Unbelievably, I had another amazing 'girl weekend' planned for Friday and Saturday.  I definitely struggled with doubt and guilt about going on a Girls' Weekend, right after I had participated in a women's retreat, but my gracious, selfless husband reassured me that he and the kids would survive.  And the plans had been made months ago.....so I went!! :)  I got to drive to Salado with my BFF and meet up with my BSILF (best sister-in-law forever :) and her BFF, one of my FFs, for an overnight getaway. (I know...so stupid...but I don't care!)  Again, I expected the weekend to be fun, silly and relaxing.  But I would've never expected it to be SO amazing!!  The four of us continuously talked about God, His Word, His plans for us as wives & moms, and our many blessings.... like Courtney said, "It fed our souls." 

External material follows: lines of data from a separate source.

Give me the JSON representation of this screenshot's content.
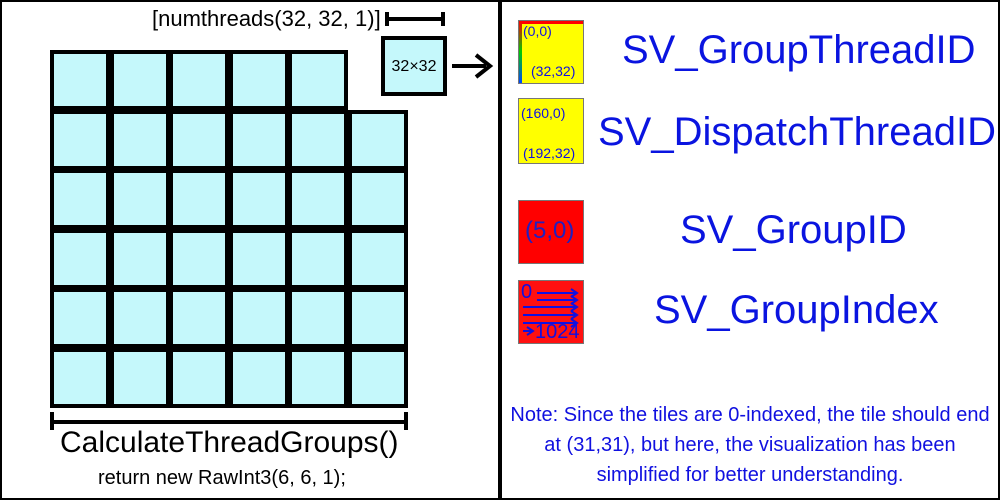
{
  "left_panel": {
    "numthreads_label": "[numthreads(32, 32, 1)]",
    "tile_label": "32×32",
    "grid_rows": 6,
    "grid_cols": 6,
    "calc_label": "CalculateThreadGroups()",
    "return_label": "return new RawInt3(6, 6, 1);",
    "tile_color": "#c5f8fb"
  },
  "legend": {
    "group_thread_id": {
      "top_left": "(0,0)",
      "bottom_right": "(32,32)",
      "name": "SV_GroupThreadID"
    },
    "dispatch_thread_id": {
      "top_left": "(160,0)",
      "bottom_right": "(192,32)",
      "name": "SV_DispatchThreadID"
    },
    "group_id": {
      "value": "(5,0)",
      "name": "SV_GroupID"
    },
    "group_index": {
      "start": "0",
      "end": "1024",
      "name": "SV_GroupIndex"
    }
  },
  "note": "Note: Since the tiles are 0-indexed, the tile should end at (31,31), but here, the visualization has been simplified for better understanding.",
  "colors": {
    "accent_blue": "#0a14e0",
    "yellow": "#ffff00",
    "red": "#ff0000"
  }
}
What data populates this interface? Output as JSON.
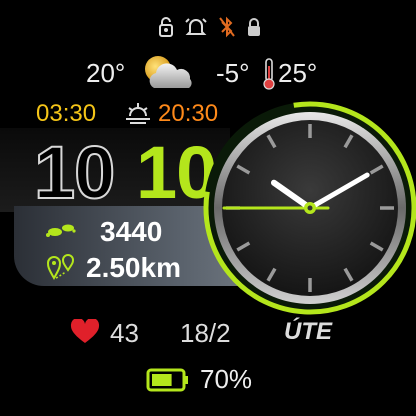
{
  "status": {
    "icons": [
      "lock-icon",
      "alarm-bell-icon",
      "bluetooth-disabled-icon",
      "lock-closed-icon"
    ]
  },
  "weather": {
    "current_temp": "20°",
    "condition_icon": "partly-cloudy-icon",
    "min_temp": "-5°",
    "max_temp": "25°"
  },
  "sun": {
    "sunrise": "03:30",
    "sunset": "20:30"
  },
  "time": {
    "hours": "10",
    "minutes": "10"
  },
  "activity": {
    "steps": "3440",
    "distance": "2.50km"
  },
  "health": {
    "heart_rate": "43"
  },
  "date": {
    "day_month": "18/2",
    "weekday": "ÚTE"
  },
  "battery": {
    "level_text": "70%",
    "level": 0.7
  },
  "colors": {
    "accent": "#b4e61c",
    "sunrise": "#f5c518",
    "sunset": "#ff8a1a",
    "heart": "#e0202a"
  }
}
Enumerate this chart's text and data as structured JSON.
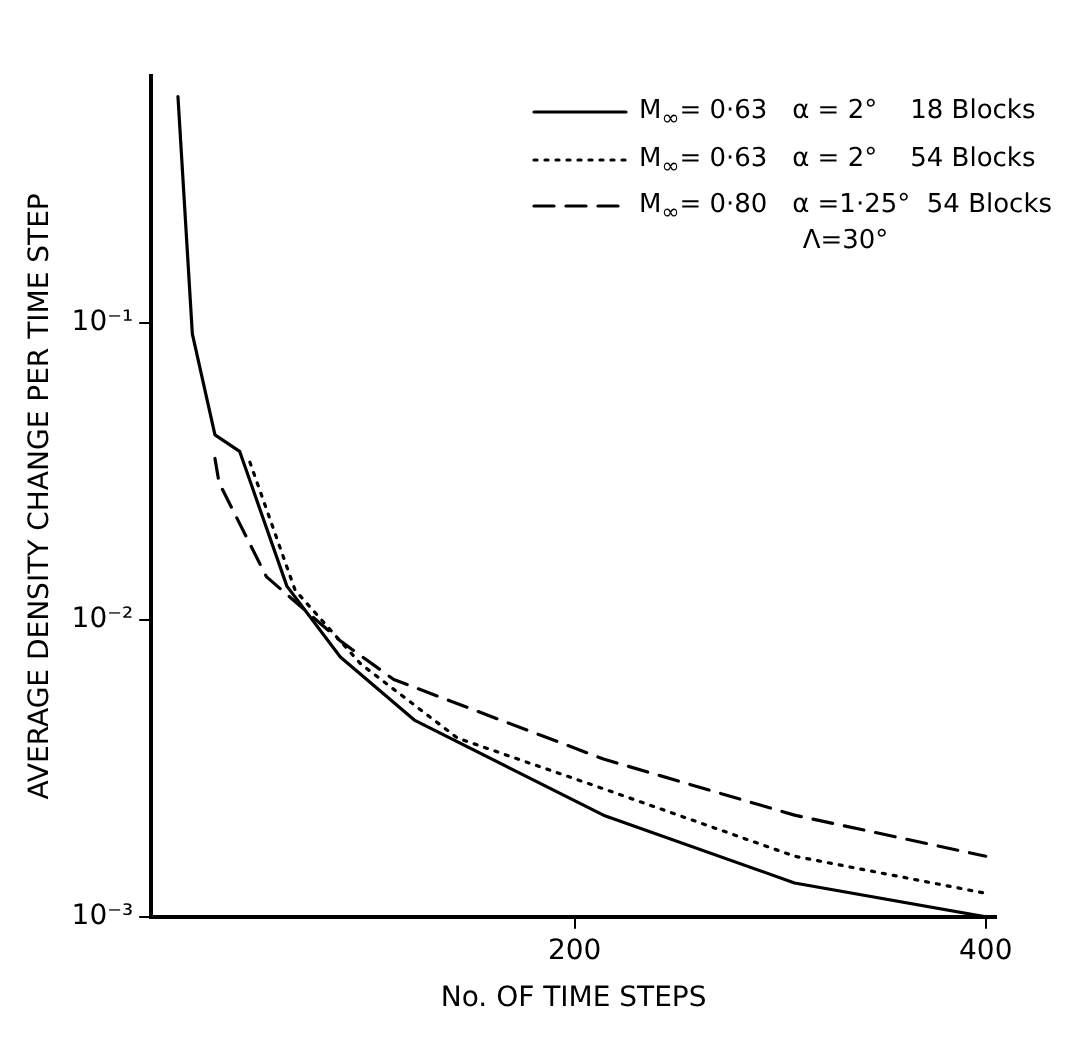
{
  "chart_data": {
    "type": "line",
    "xlabel": "No. OF TIME STEPS",
    "ylabel": "AVERAGE DENSITY CHANGE PER TIME STEP",
    "log": "y",
    "xlim": [
      -6,
      405
    ],
    "ylim": [
      0.001,
      0.68
    ],
    "xticks": [
      200,
      400
    ],
    "yticks": [
      {
        "value": 0.001,
        "label": "10⁻³"
      },
      {
        "value": 0.01,
        "label": "10⁻²"
      },
      {
        "value": 0.1,
        "label": "10⁻¹"
      }
    ],
    "grid": false,
    "legend": "top right",
    "marker": "none",
    "series": [
      {
        "name": "M$_{∞}$= 0·63   α = 2°    18 Blocks",
        "color": "#000000",
        "line_style": "solid",
        "x": [
          7,
          14,
          25,
          37,
          60,
          86,
          122,
          214,
          307,
          400
        ],
        "values": [
          0.58,
          0.092,
          0.042,
          0.037,
          0.013,
          0.0075,
          0.0046,
          0.0022,
          0.0013,
          0.001
        ]
      },
      {
        "name": "M$_{∞}$= 0·63   α = 2°    54 Blocks",
        "color": "#000000",
        "line_style": "dotted",
        "x": [
          42,
          64,
          96,
          143,
          214,
          307,
          400
        ],
        "values": [
          0.034,
          0.0126,
          0.0071,
          0.004,
          0.0027,
          0.0016,
          0.0012
        ]
      },
      {
        "name": "M$_{∞}$= 0·80   α =1·25°  54 Blocks\nΛ=30°",
        "color": "#000000",
        "line_style": "dashed",
        "x": [
          25,
          27,
          50,
          86,
          112,
          214,
          307,
          400
        ],
        "values": [
          0.035,
          0.029,
          0.014,
          0.0085,
          0.0063,
          0.0034,
          0.0022,
          0.0016
        ]
      }
    ]
  }
}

And when it couldn't get any better, in the middle of our perfect Saturday....of gorgeous weather, delicious food, cute shop after cute shop, God surprised me again.  We were walking through an awesome boutique, and I spotted a fun, colorful necklace that I instantly loved.  Even the other girls said that the necklace "looked just like me."  After admiring it and wishing out loud that I could afford it, I kept on walking.  The four of us continued to wander through the store for awhile.  Then, an older woman walked up to me and said, "Aren't you the one that was admiring the colorful necklace?" And I said yes.  She then handed me a gift bag, with the necklace inside and said, "Here you go," and quickly walked away.  I was shocked!  I didn't know what to say or do...and the woman was already gone.  All four of us instantly started crying, in response to the beautiful generosity that was just shown to me.  I went and found the woman, hugged her and tried my best to thank her, as I cried the 'ugly cry.'  This beautiful, sweet woman--who had to be 70+ years old-- squeezed me hard, kissed my check and said, "God wants us to pay things forward."  I was SO TOUCHED by her extraordinary kindness....  I still can't express it in words.

Wow.  I feel like I am just basking in the glow of the past week.  So grateful.  So humbled.  Excited to see what next holds.... And whether this grace upon grace continues, or my life returns to 'ordinary'..... Our God is so, so very good!!  All GLORY to HIM for these and all my blessings!